Device schematics. (a) Schematic cross section of the device. (b) Hot-electron transistor operation. Electrons are injected by applying a negative emitter-base bias, and detected in the molecular semiconductor. These electrons are out of equilibrium with the thermal electrons in the base which cannot be described by a larger temperature. The measurements can be performed either without or with externally applied collector-base bias. (Image credit: TU Dresden)

Experiments and simulations found various transport regimes.

The processes of charge transfer play a key role in each electronic and optoelectronic device. In organic thin-film technology-based devices, charge transfer processes include the addition of the charge carriers through metallic contacts and the charge transport in the organic film itself. Here, the processes of injection at the contacts have gained increasing attention because the contact resistances at the interfaces ought to be reduced for optimum device efficiency. But such internal interfaces are difficult to access and hence not yet understood exactly.

Currently, the team of cfaed research group leader Frank Ortmann (Computational Nanoelectronics Group), in collaboration with scientists from Belgium, Spain, and Germany, has shown in a study that the introduction of electronic transport mechanism into an organic film can be explained by what is called the Marcus hopping model from physical chemistry. Rudolph Arthur Marcus, an American chemist, developed this model. The comparative experimental and theoretical investigations clearly determined the transport regimes predicted in the Marcus theory.

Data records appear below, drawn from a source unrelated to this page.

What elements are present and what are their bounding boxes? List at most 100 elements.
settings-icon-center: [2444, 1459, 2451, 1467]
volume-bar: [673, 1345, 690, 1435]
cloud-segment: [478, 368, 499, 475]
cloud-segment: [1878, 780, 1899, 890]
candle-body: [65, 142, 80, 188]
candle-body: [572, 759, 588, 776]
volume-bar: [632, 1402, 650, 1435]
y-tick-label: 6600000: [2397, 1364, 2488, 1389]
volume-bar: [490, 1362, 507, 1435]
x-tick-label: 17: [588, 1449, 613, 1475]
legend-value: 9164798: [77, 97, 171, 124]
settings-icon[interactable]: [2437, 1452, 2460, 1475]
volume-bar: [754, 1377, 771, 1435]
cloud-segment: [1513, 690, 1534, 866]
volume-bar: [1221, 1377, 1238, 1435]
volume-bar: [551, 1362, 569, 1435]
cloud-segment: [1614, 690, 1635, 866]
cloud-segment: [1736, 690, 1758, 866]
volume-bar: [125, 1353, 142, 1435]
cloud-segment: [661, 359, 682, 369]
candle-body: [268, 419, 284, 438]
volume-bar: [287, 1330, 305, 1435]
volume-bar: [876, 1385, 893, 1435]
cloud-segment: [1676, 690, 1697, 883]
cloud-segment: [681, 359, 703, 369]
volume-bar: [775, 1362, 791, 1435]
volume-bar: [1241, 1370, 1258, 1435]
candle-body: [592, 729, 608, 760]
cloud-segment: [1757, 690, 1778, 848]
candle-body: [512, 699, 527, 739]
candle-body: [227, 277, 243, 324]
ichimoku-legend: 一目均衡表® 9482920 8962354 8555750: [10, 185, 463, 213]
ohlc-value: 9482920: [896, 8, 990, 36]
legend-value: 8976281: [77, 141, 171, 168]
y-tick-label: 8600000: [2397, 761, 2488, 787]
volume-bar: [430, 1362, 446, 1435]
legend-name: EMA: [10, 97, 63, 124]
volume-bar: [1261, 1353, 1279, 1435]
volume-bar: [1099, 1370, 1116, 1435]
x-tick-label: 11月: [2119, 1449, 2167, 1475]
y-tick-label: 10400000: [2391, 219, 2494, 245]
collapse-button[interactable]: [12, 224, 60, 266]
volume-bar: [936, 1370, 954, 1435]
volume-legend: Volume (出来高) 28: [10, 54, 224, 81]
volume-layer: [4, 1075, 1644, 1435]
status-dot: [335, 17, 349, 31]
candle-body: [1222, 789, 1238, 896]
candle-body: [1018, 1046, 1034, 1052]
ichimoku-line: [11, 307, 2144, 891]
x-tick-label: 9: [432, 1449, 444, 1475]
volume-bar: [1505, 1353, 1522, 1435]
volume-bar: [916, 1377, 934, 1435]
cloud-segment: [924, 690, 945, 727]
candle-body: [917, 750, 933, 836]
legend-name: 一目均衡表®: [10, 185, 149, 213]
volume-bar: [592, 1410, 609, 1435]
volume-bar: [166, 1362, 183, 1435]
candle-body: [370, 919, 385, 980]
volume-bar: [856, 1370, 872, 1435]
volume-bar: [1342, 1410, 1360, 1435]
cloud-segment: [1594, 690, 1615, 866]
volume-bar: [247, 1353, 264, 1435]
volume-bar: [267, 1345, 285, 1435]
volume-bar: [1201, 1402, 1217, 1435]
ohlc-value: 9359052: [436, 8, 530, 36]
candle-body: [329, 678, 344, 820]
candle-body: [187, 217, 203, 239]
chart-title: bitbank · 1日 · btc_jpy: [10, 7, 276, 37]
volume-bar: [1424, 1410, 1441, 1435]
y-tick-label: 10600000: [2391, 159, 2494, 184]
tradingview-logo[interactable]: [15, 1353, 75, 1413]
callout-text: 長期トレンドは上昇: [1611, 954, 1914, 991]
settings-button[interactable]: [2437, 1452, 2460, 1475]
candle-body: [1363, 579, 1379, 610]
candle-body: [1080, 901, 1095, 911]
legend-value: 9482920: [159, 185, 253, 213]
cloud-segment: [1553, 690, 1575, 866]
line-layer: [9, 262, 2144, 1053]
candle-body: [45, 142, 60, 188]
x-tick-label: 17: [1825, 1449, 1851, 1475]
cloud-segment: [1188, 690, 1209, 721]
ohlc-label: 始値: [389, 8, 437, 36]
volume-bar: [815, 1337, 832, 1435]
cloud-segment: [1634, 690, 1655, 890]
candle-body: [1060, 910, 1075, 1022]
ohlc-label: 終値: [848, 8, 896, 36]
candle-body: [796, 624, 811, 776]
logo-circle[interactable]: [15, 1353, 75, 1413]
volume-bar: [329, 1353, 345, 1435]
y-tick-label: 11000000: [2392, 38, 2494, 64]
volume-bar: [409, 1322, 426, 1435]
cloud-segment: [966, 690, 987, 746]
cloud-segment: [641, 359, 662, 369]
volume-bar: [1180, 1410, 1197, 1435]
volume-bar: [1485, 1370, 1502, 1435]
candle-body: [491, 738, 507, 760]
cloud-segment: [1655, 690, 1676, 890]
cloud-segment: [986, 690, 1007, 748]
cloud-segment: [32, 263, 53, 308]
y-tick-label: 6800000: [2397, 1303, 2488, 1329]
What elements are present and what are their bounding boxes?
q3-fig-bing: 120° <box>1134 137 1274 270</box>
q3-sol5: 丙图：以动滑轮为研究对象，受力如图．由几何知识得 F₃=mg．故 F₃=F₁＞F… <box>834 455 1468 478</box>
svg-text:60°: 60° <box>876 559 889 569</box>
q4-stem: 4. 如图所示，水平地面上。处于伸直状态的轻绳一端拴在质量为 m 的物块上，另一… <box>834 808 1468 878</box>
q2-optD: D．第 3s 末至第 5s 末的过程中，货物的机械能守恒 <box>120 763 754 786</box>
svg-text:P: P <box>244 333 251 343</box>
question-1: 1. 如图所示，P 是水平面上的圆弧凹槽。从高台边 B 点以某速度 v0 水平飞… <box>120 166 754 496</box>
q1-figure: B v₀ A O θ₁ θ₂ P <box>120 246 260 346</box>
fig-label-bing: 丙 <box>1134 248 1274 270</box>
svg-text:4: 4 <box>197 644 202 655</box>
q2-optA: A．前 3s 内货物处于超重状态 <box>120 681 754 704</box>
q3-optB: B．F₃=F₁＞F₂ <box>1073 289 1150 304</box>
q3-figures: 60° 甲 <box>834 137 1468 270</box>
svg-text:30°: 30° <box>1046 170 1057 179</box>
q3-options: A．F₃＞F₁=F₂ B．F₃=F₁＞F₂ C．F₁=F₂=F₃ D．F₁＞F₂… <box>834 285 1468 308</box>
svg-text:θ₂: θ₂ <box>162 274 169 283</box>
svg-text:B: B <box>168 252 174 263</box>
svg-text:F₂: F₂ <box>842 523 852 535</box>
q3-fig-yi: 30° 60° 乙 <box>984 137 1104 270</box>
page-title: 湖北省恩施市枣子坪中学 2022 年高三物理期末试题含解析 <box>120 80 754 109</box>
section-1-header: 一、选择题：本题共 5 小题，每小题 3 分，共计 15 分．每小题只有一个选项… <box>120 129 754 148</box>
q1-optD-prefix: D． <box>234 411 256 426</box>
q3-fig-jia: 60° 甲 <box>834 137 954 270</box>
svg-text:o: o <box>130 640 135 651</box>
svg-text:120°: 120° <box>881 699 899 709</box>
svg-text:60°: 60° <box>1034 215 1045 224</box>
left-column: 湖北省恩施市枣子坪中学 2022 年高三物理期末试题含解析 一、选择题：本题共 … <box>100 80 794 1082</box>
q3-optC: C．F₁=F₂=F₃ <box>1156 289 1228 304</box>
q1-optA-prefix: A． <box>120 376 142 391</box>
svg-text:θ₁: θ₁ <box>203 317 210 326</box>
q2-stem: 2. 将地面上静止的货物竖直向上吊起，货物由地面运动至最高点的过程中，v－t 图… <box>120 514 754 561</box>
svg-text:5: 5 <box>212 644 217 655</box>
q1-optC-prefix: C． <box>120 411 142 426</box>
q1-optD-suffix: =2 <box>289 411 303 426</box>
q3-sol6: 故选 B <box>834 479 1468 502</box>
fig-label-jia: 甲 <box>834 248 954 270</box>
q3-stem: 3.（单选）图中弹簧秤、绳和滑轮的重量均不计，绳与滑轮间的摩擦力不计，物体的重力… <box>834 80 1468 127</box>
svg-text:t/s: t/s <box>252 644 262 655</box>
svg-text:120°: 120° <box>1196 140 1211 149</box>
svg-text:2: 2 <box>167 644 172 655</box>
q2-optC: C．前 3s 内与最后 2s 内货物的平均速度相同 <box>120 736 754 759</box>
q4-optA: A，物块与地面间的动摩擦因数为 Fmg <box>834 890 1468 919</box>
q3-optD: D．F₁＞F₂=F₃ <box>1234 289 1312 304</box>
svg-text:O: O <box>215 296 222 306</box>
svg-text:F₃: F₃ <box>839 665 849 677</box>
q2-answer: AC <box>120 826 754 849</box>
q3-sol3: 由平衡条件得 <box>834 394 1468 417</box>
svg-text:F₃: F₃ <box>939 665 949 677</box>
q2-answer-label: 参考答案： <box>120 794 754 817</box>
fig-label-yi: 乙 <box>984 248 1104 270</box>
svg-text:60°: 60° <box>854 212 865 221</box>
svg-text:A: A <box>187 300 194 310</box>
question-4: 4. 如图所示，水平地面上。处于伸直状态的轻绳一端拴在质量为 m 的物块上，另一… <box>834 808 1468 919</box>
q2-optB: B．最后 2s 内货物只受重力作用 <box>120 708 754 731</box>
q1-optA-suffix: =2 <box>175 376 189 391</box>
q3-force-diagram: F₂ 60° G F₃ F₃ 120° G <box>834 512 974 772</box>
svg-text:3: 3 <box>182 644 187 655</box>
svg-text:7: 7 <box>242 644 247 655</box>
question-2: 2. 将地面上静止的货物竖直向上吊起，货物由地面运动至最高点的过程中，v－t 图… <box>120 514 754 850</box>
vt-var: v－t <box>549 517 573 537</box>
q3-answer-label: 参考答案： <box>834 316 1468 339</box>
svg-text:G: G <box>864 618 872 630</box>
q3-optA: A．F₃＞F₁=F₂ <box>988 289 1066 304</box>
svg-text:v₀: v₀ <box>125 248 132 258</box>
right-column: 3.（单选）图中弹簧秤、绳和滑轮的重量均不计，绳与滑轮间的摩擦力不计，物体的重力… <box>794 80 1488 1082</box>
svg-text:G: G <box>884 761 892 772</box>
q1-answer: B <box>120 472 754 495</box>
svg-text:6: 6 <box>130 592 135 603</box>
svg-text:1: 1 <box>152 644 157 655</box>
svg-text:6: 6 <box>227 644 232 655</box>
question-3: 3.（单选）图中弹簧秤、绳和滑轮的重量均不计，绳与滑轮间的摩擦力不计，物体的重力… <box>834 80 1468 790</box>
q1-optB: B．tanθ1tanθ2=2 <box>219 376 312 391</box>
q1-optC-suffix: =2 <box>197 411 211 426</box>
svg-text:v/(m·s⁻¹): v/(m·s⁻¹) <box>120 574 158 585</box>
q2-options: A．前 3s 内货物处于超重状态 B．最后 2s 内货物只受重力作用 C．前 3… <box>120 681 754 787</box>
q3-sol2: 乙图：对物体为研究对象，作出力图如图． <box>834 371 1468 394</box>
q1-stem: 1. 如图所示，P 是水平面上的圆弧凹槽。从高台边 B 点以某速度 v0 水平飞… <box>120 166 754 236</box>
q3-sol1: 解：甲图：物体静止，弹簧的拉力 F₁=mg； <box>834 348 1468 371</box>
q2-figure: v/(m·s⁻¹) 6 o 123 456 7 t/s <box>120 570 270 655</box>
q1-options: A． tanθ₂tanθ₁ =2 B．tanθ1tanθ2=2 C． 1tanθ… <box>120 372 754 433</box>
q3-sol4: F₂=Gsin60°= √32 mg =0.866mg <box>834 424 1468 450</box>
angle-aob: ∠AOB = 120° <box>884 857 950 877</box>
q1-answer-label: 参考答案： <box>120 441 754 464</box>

The predictions derived by R.A. Marcus in the context of chemical synthesis in the 1950s, in particular the so-called ‘inverted Marcus regime’, could only be confirmed many decades later by systematic experiments on chemical reactions. For his important theoretical contributions, R.A. Marcus received the Nobel Prize for Chemistry in 1992. Now, the observation of the ‘Inverted Marcus Region’, in which a higher voltage generates a lower current, succeeded for the first time in an organic transistor, in which the injection voltage can be actively controlled.

Frank Ortmann, cfaed Research Group Leader, TU Dresden

Generally, this study gives better insights into electronic and optoelectronic organic devices. The study has been published on May 7th, 2019, in Nature Communications.